Most of us love cheese.  Most of us love cheese and meat.  We put cheese on top of our sandwiches, with sausages of all kinds, with ham, with shredded beef, chicken, pork, even on breaded fish patties.  We even by sausages that haft bits of cheese in them.

Oj, so now I' believe I made my point; cheese and meats just work together.  In most cases though, meat is the star ingredient in he pairing.  So what happens if we turn things around, and make the neat the supporting actor?  Instead of the usual chopped chives, apple, cream cheese, and cheddar in you next cheese ball, add finely chopped sprasetta, or pepperoni, or minced pancetta.  You might try even a good minced mortadella, or diced hot dog, or kielbasa.  Accompany the herb and spice flavors that compliment the kind of meat you are using.

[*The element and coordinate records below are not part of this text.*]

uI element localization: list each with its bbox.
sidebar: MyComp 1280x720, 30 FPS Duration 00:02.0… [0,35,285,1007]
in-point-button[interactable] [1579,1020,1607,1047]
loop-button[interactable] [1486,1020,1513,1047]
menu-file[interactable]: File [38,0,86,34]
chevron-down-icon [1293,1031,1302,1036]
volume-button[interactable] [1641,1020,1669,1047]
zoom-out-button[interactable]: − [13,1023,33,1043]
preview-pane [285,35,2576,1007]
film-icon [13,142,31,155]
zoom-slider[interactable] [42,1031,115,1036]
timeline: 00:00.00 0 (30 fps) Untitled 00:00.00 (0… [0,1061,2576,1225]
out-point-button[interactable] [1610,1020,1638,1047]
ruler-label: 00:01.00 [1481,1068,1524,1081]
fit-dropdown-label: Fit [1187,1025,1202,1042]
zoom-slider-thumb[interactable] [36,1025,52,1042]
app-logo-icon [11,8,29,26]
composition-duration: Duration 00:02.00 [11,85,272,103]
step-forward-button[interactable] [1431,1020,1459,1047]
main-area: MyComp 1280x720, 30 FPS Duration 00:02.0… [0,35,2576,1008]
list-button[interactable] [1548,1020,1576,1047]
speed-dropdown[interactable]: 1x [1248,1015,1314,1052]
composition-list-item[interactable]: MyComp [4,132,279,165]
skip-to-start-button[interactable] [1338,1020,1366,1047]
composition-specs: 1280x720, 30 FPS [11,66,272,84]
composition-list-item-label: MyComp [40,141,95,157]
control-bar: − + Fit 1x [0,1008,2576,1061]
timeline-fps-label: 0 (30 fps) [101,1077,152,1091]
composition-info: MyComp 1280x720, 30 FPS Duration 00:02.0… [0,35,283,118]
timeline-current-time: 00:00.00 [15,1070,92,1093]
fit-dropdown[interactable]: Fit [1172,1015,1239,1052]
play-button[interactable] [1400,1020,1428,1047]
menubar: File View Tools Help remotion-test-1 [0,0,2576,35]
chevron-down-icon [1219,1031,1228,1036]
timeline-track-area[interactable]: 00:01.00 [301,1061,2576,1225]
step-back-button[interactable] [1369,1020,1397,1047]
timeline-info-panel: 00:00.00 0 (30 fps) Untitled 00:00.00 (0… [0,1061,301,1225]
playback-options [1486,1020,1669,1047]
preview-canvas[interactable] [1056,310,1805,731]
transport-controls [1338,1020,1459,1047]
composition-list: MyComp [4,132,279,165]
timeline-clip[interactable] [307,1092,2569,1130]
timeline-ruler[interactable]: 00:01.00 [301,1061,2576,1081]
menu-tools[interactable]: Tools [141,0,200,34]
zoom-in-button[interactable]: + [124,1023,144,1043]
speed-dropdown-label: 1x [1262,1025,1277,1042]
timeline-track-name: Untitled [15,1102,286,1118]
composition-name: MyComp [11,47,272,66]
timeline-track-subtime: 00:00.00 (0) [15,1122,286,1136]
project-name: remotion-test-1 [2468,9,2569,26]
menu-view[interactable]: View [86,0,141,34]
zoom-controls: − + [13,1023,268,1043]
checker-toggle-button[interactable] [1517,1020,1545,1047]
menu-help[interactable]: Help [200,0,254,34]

Another option is to make a simple cheese loaf with meat additions added.  I have made wonderful chees loaves by combining hot (not boiling) milk, or heavy cream with grated extra sharp cheddar, aged Swiss, and Gruyere together, having all cheeses finely grated, and the pot removed from the heat before stirring in the shredded cheese.  As the mixture cools, it solidifies into the texture of Velveeta, but with better flavor.  You could add any of the above-listed meats to the still-melted cheese loaf.  Can you imagine an  Emmental heavy cheese loaf with finely diced corned beef in it?  

The variations are endless. ; smoked Gouda with pastrami; Edam with bratwurst, 5-year aged cheddar with fine dice cotto salami.

Personally, I think the idea is worth exploring.

Seeeeya; Chief Longwind of the North


----------



## GotGarlic (Dec 1, 2020)

This sounds like a terrific idea with lots of flavoring possibilities. Thanks for the inspiration [emoji39]


----------



## taxlady (Dec 2, 2020)

Hmm, maybe some long, not too thin, chunks of cheese in a meatloaf.


----------